News: Colby, Wis. (August 26, 1885)
Contact: R. Lipprandt
Surnames: Freeman, Shelly
----Source: The Tribune-Phonograph (Abbotsford, Clark County, Wis.) Wednesday, August 20, 2008, Volume 48, Number 34, page 2
A serious attack upon beer as a beverage is made by The Scientific American. It says that the prevalent idea that beer is healthful is a delusion, and that it is more deleterious in its effect than whiskey. The habitual use of beer, it continues, is found "to produce a species of degeneration of the organs; profound and deceptive fatty deposits, diminished circulating, condition of congestion and perversion of punctual activities, local inflammation of both the liver and kidneys, are constantly present.
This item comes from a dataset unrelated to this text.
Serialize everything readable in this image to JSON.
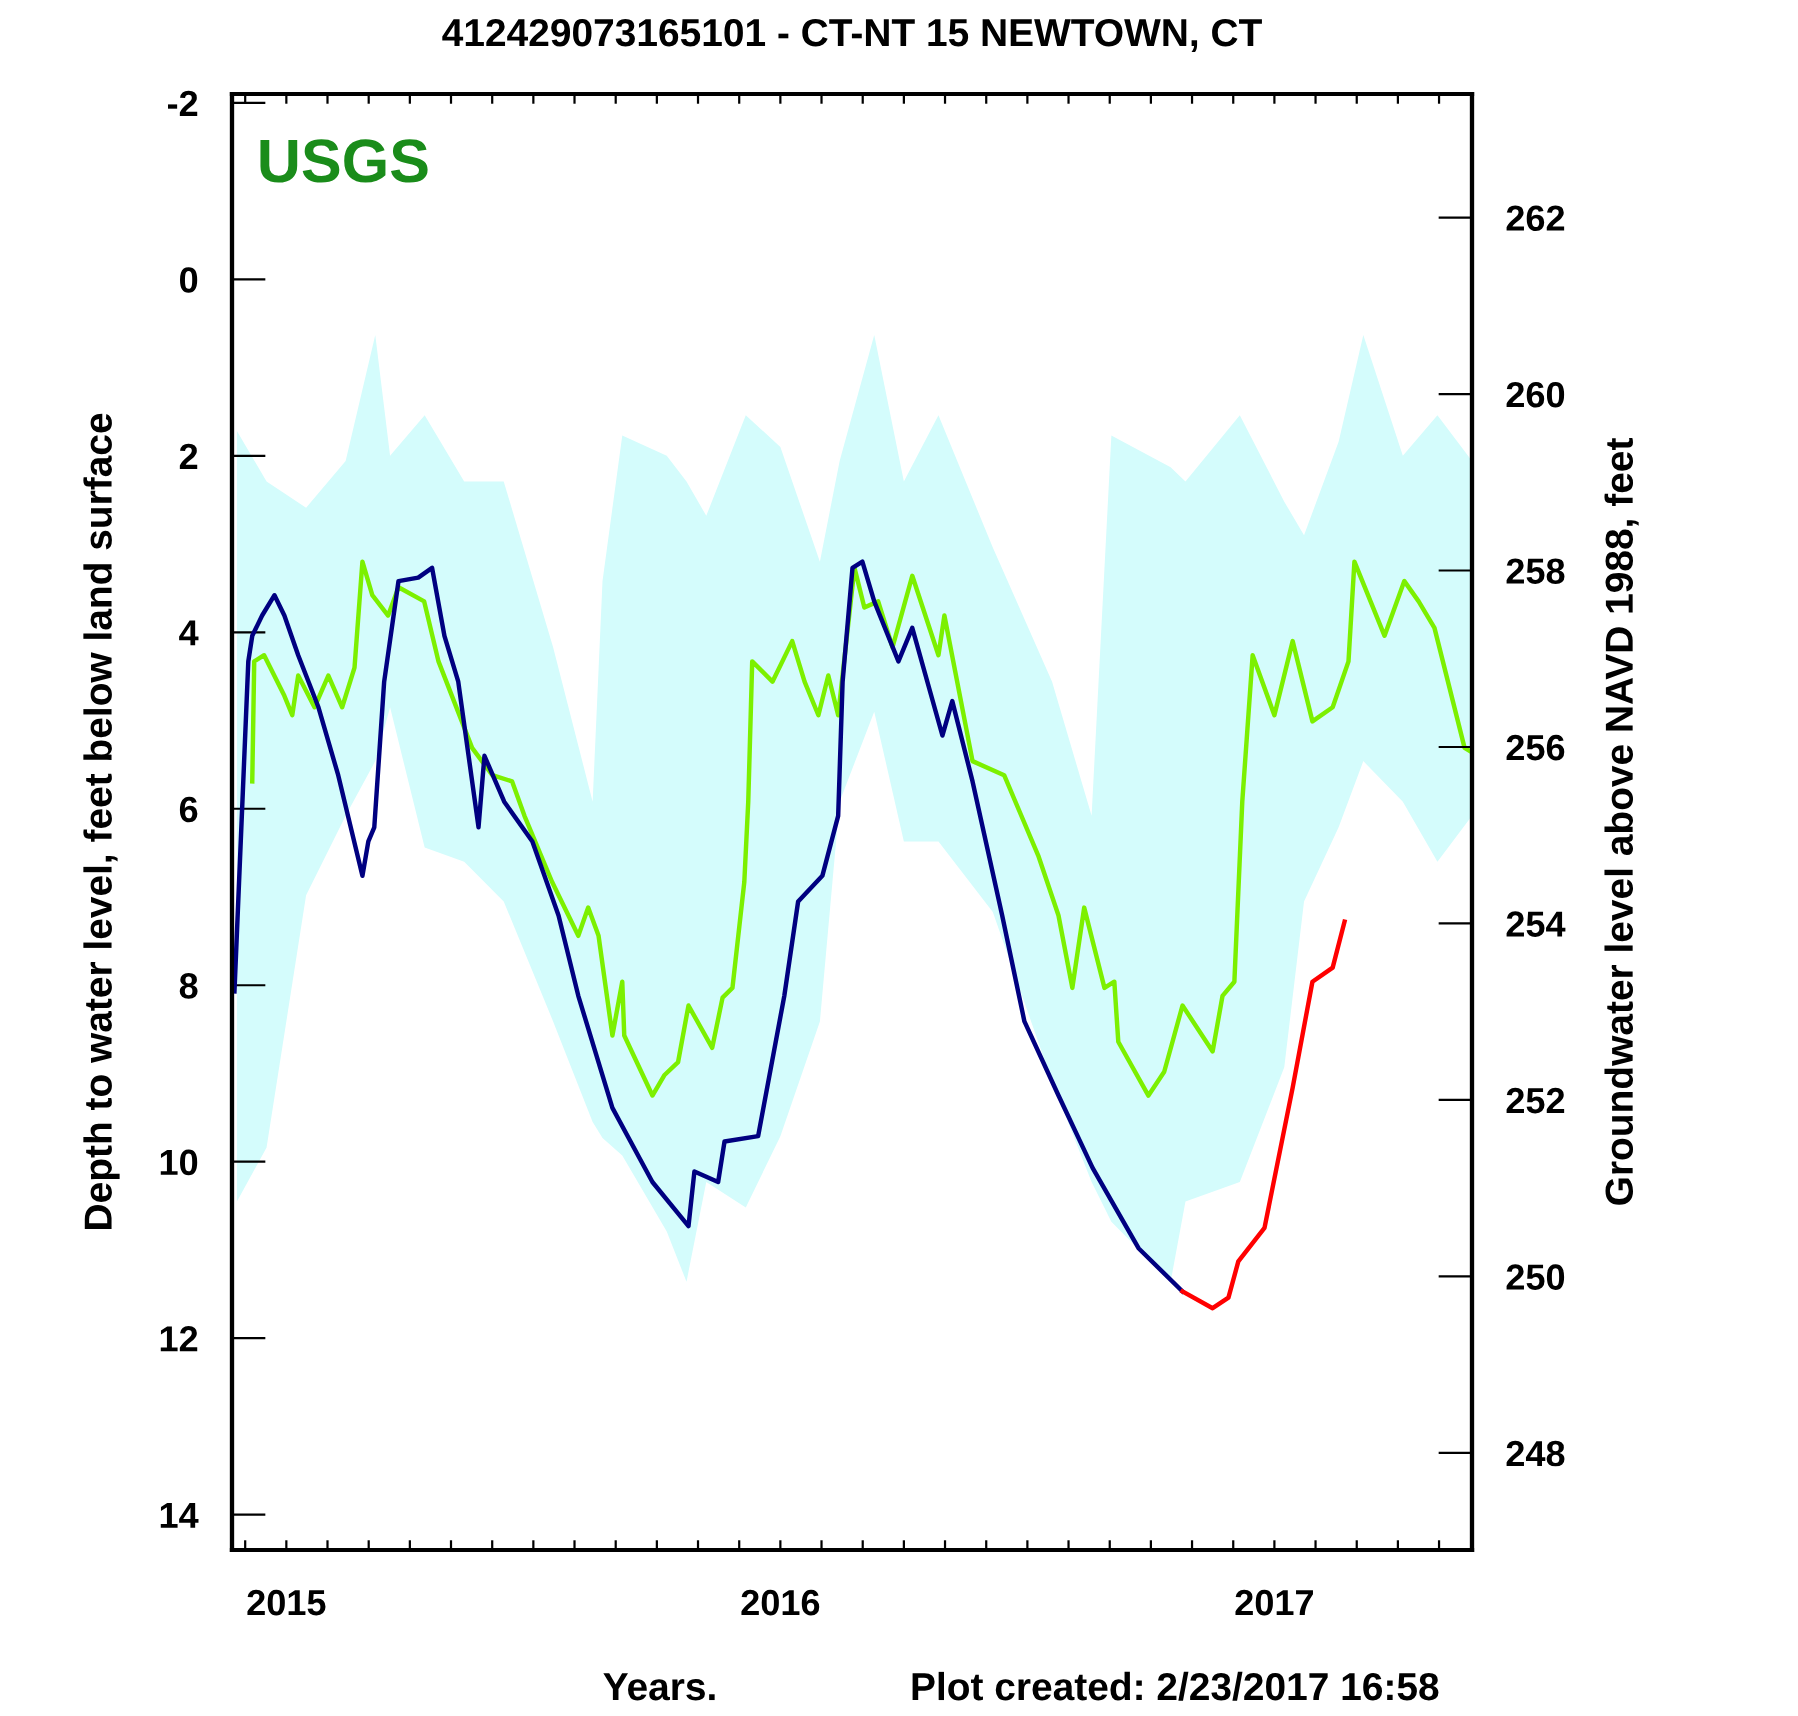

In appearance the beer-drinker may be the picture of health, but in reality he is not capable of resisting disease. A slight injury, a severe cold, or a shock to the body or mind, will commonly provoke acute disease, ending fatally compared with inebriates who use different kinds of alcohol, he is more incurable and more generally diseased. The constant use of beer every day gives the system no recuperation, but steadily lowers the vital forces. It is our observation that beer drinking in this country produces the very lowest kind of inebriety, closely allied to criminal insanity. The most dangerous class of ruffians in our large cities are beer drinkers.
A little son of H. F. Shelly, of Unity, fell from the high trestle track at Spaulding’s mill, last Sunday, and was severely injured, being nearly scalped and, in fact, his whole body bruised. Dr. Freeman was called to attend the little fellow and made him as comfortable as possible, though the chances of his living are rather slim.